Generative AI – a type of AI technology that can produce a wide variety of content such as images, videos, audio, and text – has rapidly become widely adopted by the general public, scientists, and technologists. However, a growing number of professional artists, writers, and musicians have raised objections to the use of their creations as training data for these systems. In a Policy Forum, Pamela Samuelson highlights this emerging issue and discusses how several copyright lawsuits, now underway in the U.S., could have substantial implications for the future of generative AI systems. If the plaintiffs in these cases prevail, the only material generative AI systems could lawfully be trained on would be public domain works or those under licenses, which would affect everyone who uses the technology, including for scientific research. In a second Policy Forum, Ajay Agrawal and colleagues discuss how task automation via AI innovations could reverse current trends of increasing income inequality. Given the rapid development of AI technologies that enable automation of cognitive and creative endeavors once reserved for humans with specialized education and experience, some economists have raised concerns that that AI has the potential to substantially disrupt the labor market and further increase inequality, albeit with little benefit to productivity and standard of living. Here, Agrawal et al. argue that, by considering how tasks can be automated, AI developers could create tools that enhance the overall productivity of workers. What's more, AI automation could also reduce income inequality by offering innovations that allow lower-wage and less skilled workers to perform at levels that would previously require specialized training.
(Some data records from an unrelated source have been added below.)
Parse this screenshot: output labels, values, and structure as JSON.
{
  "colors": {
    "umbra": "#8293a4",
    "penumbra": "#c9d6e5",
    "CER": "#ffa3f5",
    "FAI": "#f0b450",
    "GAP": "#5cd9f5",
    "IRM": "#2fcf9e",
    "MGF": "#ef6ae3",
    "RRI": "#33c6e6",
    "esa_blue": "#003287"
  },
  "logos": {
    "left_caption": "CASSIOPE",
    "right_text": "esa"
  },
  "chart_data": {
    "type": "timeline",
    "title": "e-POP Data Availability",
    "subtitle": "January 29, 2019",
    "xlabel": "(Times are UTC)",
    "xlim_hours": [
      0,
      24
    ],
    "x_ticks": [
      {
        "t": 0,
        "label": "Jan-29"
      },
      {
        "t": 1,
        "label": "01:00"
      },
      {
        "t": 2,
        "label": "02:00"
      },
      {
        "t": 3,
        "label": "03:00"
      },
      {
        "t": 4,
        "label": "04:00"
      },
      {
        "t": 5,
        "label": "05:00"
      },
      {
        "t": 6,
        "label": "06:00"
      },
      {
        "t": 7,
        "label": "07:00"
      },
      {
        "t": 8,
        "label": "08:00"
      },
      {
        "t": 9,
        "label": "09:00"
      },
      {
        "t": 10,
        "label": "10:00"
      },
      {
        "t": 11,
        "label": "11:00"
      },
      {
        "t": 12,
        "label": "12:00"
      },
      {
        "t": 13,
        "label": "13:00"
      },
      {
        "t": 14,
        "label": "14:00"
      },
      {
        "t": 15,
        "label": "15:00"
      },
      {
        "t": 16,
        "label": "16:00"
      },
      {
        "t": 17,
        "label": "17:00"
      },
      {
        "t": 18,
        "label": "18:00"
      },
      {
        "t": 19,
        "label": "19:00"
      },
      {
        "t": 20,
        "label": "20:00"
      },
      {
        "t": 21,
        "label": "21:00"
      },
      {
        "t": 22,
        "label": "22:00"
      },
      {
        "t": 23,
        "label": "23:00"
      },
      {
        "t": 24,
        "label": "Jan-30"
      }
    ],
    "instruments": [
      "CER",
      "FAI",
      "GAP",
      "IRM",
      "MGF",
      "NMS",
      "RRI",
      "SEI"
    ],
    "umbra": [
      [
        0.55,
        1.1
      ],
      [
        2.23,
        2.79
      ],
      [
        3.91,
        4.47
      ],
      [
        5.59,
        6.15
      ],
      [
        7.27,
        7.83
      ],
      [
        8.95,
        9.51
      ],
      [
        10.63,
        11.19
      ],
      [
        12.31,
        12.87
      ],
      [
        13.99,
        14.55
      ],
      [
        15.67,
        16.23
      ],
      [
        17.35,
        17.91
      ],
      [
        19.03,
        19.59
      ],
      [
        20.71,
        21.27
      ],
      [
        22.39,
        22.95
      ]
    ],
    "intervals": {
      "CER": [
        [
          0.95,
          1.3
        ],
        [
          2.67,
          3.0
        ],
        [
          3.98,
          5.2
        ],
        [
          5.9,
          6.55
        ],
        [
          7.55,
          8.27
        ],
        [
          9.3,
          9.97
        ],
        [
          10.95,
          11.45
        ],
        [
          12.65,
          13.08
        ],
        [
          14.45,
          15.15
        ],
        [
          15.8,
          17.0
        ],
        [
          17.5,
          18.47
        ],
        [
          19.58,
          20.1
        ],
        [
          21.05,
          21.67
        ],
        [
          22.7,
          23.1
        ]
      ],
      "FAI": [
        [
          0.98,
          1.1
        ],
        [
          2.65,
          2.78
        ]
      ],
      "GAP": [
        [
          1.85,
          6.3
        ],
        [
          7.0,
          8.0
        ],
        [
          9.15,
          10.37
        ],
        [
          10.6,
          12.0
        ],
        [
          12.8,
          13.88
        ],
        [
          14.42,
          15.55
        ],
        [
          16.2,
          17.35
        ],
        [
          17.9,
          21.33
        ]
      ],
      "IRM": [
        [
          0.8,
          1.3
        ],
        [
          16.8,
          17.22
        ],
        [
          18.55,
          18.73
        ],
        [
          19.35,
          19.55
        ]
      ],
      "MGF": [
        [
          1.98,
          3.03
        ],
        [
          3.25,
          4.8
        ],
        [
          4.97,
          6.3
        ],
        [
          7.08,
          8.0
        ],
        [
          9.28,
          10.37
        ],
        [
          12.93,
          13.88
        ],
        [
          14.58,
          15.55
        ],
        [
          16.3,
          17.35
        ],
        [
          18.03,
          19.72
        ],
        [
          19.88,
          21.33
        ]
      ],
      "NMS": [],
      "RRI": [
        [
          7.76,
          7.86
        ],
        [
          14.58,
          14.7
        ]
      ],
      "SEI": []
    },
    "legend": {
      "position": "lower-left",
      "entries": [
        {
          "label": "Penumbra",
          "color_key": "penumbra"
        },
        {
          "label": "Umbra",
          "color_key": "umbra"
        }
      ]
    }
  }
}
In one Review, Felix Wong and colleagues discuss how advances in AI are empowering medical and biotechnological research in the fight against infectious disease. According to Wong et al., AI technologies, like ML, have led to rapid advancements in anti-infective drug discovery, our understanding of infection biology, and the development of new diagnostics. Further applications could also improve our ability to forecast and control infectious disease outbreaks and pandemics. A second Review by Bing Huang and colleagues focuses on the crucial role "Destiny Functional Theory" – pivotal in chemical and materials science because of its relatively high predictive power – has played in the development of ML-based models used to navigate chemical compound space. Huang et al. argue that continued advancements in this space pave the way toward software control solutions that can routinely handle exotic chemistries and formulations within self-driving laboratories.

Lastly, a series of Vignettes by various authors highlight AI's applications in advanced medical robots. AI technologies used in these devices, including computer vision, medical imaging analysis, precise manipulation, and ML, could enable autonomous robots to perform diagnostic imaging and assist in complex surgical procedures. Furthermore, AI in wearable rehabilitation devices and advanced prosthetics could enable more personalized patient care and even AI-powered prosthetics that operate seamlessly with the human user.